Improving the Quality and Cost of Surgical Care

Learn more about the work of Dr. Darrell "Skip" Campbell, Jr., and the Michigan Surgical Quality Collaborative (MSQC) that focuses on reducing common surgical complications to improve outcomes, cost-effectiveness, and care before, during, and after surgery.

What the Research Tells Us

Improving the quality of surgical care is a national priority, as surgical care comprises approximately 40 percent, or $500 billion, of hospital and physician healthcare dollars. Furthermore, when patients experience surgical complications, the costs of care increase on average by 93 percent. The Michigan Surgical Quality Collaborative (MSQC) is a regional collaborative dedicated to decreasing complications, improving outcomes, and enhancing the cost-effectiveness of general and vascular surgery. Founded in 2005 under the sponsorship of Blue Cross Blue Shield of Michigan and Blue Care Network and led by Dr. Darrell Campbell Jr., the MSQC focuses on improving care before, during, and after surgery by reducing common surgical complications. The MSQC compiles hospital- and physician-level clinical data from 66 Michigan hospitals and identifies high-performing sites within the collaborative. High-performing sites are then visited to identify best practices for improving surgical outcomes and reducing costs. Best practices are disseminated to member hospitals, along with de-identified, aggregated reports of performance metrics based largely on short-term morbidity and mortality. This peer-to-peer learning network allows hospitals to assess their performance and address the identified areas for quality improvement.

The MSQC also uses the vast data collected by the collaborative to contribute to the research on improving surgical quality. Some MSQC research has focused on best practices to reduce the incidence of surgical site infection (SSI) following colorectal surgery. Up to 11 percent of patients who undergo colorectal surgery each year develop an SSI. For each patient, this added morbidity leads to an average of nine additional days in the hospital and approximately $18,000 per episode, resulting in an annual cost of approximately $315 million. Due to the high prevalence and cost of SSIs following colon surgery, the MSQC has focused on reducing such infections. Researchers utilized the MSQC data to identify six perioperative care practices independently associated with decreased risk of SSI after colectomy, including: appropriate selection of intravenous antibiotics; maintenance of patient body temperature and blood glucose following surgery; use of oral antibiotics when preparing the bowel for surgery; performance of minimally invasive surgery, and short (less than 100 minutes) duration of surgery.

Although these practices were shown to be effective when implemented individually, previous study results were mixed on whether joint implementation of the practices as a colectomy “bundle” would further improve outcomes.
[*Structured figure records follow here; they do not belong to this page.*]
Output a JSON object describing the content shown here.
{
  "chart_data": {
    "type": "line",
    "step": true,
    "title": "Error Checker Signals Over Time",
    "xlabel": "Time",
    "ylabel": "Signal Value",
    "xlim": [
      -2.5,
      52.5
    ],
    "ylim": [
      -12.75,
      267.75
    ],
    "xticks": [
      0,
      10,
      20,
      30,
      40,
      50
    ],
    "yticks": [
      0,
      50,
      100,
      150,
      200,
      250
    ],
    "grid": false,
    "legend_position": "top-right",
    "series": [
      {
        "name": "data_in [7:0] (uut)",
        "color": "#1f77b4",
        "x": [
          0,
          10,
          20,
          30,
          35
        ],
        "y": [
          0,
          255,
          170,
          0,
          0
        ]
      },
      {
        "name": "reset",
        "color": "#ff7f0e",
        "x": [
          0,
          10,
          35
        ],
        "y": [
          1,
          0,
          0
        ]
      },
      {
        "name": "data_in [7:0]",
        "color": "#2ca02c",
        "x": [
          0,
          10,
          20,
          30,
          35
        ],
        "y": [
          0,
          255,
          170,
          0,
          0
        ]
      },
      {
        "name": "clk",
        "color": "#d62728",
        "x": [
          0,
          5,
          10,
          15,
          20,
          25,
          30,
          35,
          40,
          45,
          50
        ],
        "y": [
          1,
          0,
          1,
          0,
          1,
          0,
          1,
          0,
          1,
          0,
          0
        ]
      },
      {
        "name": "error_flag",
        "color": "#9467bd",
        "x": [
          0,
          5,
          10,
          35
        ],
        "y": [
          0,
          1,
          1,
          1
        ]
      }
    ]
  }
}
Dr. Campbell and the MSQC team found a strong association between increased compliance with the colectomy bundle and lower incidence of SSI. Prior literature had not decisively concluded that bundling surgical interventions could reduce the risk of SSI. With this study, however, Dr. Campbell and the MSQC team demonstrated the potential effectiveness of such an initiative. Highlighting this association provides a rationale for the future implementation of quality improvement measures that involve bundling to reduce SSI. 

The extensive work of the MSQC in reducing SSI following colectomy is only one example of the significant impact the collaborative has had on research and practice. MSQC data has also highlighted the high mortality rates of elderly patients undergoing emergent surgery compared to that of younger patients. Furthermore, the study identified the need to decrease the number of deaths due to surgical complications among this population. Researchers also suggested potential best practice measures including early recognition and management of major complications, as well as the coordination of care among surgeons, hospital administrators, and payers to tailor care to geriatric patients. Additionally, the MSQC has linked tumor registry and quality improvement data to implement a hospital-based quality assessment program aimed at improving the quality of care provided in the treatment of rectal cancer. The success of this program when implemented in ten MSQC member hospitals provides a framework for other organizations interested in assessing and improving the quality of care for rectal cancer.

Impact of the Research

Dr. Campbell and the MSQC team have had significant impact on surgical care management in Michigan
and beyond. The improvements made by hospitals participating in the MSQC have resulted in $20 million
in savings, far exceeding the $5 million annual cost of administering the collaborative. Additionally, from 2005 to 2009, risk adjusted, 30-day surgical morbidity rates for hospitals participating in the MSQC decreased from 13.1 percent to 10.5 percent—an overall 20 percent reduction. In comparison, the morbidity rates of hospitals outside of the MSQC remained flat from 2005 to 2008 before decreasing slightly in 2009. The most recently available data shows that 30-day surgical morbidity rates were significantly lower in MSQC hospitals than in non-MSQC hospitals (10.5 percent and 11.5 percent, respectively). In addition to these significant improvements in surgical outcomes and substantial cost savings, the MSQC has also gained national attention, as evidenced by its winning a $6.4 million Health Care Innovation Award from the Centers for Medicare and Medicaid Services. This award will help the MSQC serve as the infrastructure for the development of an evidence-based surgical model that will transform surgical care in Michigan and nationally by improving outcomes and reducing costs.